Josep Borrell, chefe de relações exteriores e política de segurança da União Europeia, disse sem rodeios em um discurso dez meses após a invasão da Ucrânia: "Nós desligamos as fontes de nossa prosperidade das fontes de nossa segurança". A Europa obteve energia barata da Rússia e produtos manufaturados baratos da China. "Esse é um mundo que não existe mais", disse ele.

Os estrangulamentos da cadeia de suprimentos decorrentes da pandemia e da recuperação subsequente já haviam ressaltado a fragilidade de uma economia de fontes globais. À medida que as tensões políticas sobre a guerra aumentavam, os formuladores de políticas rapidamente acrescentaram autonomia e força às metas de crescimento e eficiência.

"Nossas cadeias de suprimentos não são seguras e não são resilientes", disse a secretária do Tesouro dos EUA, Janet Yellen, na primavera passada. As relações comerciais devem ser construídas em torno de "parceiros de confiança", disse ela, mesmo que isso signifique "um nível de custo um pouco mais alto, um sistema um pouco menos eficiente".

"Foi ingênuo pensar que os mercados lidam apenas com eficiência, e não com poder", disse Abraham Newman, coautor com Farrell de "Underground Empire: How America Weaponized the World Economy" [Império subterrâneo: como os EUA usam a economia mundial como arma].

As redes econômicas, por sua própria natureza, criam desequilíbrios de poder e pontos de pressão porque os países têm diferentes capacidades e vulnerabilidades.

A Rússia, que fornecia 40% do gás natural da UE, tentou usar essa dependência para pressionar o bloco a retirar seu apoio à Ucrânia.

Os Estados Unidos e seus aliados usaram seu domínio do sistema financeiro global para retirar os principais bancos russos do sistema internacional de pagamentos.

O porto em Chornomorsk, Ucrânia, que antes da invasão russa era a maior nação exportadora de trigo do mundo, em 24 de junho de 2022 - Laetitia Vancon/The New York Times

A China retaliou contra parceiros comerciais restringindo o acesso ao seu enorme mercado.

As extremas concentrações de fornecedores críticos e redes de tecnologia da informação geraram novos pontos de estrangulamento.

A China fabrica 80% dos painéis solares do mundo.
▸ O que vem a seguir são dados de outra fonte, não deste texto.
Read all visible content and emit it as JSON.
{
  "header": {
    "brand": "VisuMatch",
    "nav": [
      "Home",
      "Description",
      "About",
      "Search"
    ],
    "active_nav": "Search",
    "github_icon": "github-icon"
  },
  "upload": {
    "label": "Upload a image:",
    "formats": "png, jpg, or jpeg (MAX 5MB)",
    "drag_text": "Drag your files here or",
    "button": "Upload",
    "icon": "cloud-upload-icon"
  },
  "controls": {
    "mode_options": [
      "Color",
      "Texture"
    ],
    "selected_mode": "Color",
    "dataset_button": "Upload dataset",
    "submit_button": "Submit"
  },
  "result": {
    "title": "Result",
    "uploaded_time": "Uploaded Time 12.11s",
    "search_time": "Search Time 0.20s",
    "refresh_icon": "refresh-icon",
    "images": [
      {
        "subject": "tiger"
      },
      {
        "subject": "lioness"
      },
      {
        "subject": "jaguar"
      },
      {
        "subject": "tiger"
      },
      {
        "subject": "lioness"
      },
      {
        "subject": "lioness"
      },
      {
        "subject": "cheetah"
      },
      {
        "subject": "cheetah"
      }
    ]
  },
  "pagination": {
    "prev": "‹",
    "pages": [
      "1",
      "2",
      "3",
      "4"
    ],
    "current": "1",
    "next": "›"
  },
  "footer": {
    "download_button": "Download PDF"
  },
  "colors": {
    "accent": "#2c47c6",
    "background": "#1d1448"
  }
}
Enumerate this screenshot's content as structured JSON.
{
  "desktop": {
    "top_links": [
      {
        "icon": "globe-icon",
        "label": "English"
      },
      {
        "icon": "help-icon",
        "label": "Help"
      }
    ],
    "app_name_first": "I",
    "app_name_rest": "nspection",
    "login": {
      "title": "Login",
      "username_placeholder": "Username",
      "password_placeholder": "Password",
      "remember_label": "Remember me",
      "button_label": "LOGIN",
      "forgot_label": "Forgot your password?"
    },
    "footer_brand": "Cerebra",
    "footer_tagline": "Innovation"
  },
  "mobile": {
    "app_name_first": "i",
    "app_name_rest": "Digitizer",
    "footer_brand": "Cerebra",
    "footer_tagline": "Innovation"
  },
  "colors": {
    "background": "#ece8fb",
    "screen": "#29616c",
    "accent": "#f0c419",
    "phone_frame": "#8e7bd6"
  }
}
Taiwan produz 92% dos minúsculos semicondutores avançados. Grande parte do comércio e das transações mundiais são calculados em dólares americanos.

A nova realidade se reflete na política americana. Os Estados Unidos –o arquiteto central da ordem econômica liberalizada e da OMC– se afastaram de acordos de livre comércio mais abrangentes e repetidamente se recusaram a cumprir as decisões da OMC.

Preocupações com a segurança levaram o governo Biden a bloquear o investimento chinês em empresas americanas e limitar o acesso da China a dados privados de cidadãos e a novas tecnologias.

E ele adotou a política industrial no estilo chinês, oferecendo subsídios gigantescos para veículos elétricos, baterias, parques eólicos, usinas solares e muito mais para proteger as cadeias de suprimentos e acelerar a transição para a energia renovável.

"Ignorar as dependências econômicas que se acumularam ao longo das décadas de liberalização tornou-se realmente perigoso", disse Sullivan, o conselheiro de segurança nacional dos EUA. A opção pela "eficiência de mercado simplificada demais", acrescentou, provou ser um erro.

Embora a ortodoxia econômica anterior tenha sido parcialmente abandonada, não está claro o que a substituirá. A improvisação está na ordem do dia. Talvez a única suposição em que se possa confiar firmemente agora seja que o caminho para a prosperidade e as compensações políticas se tornarão mais obscuros.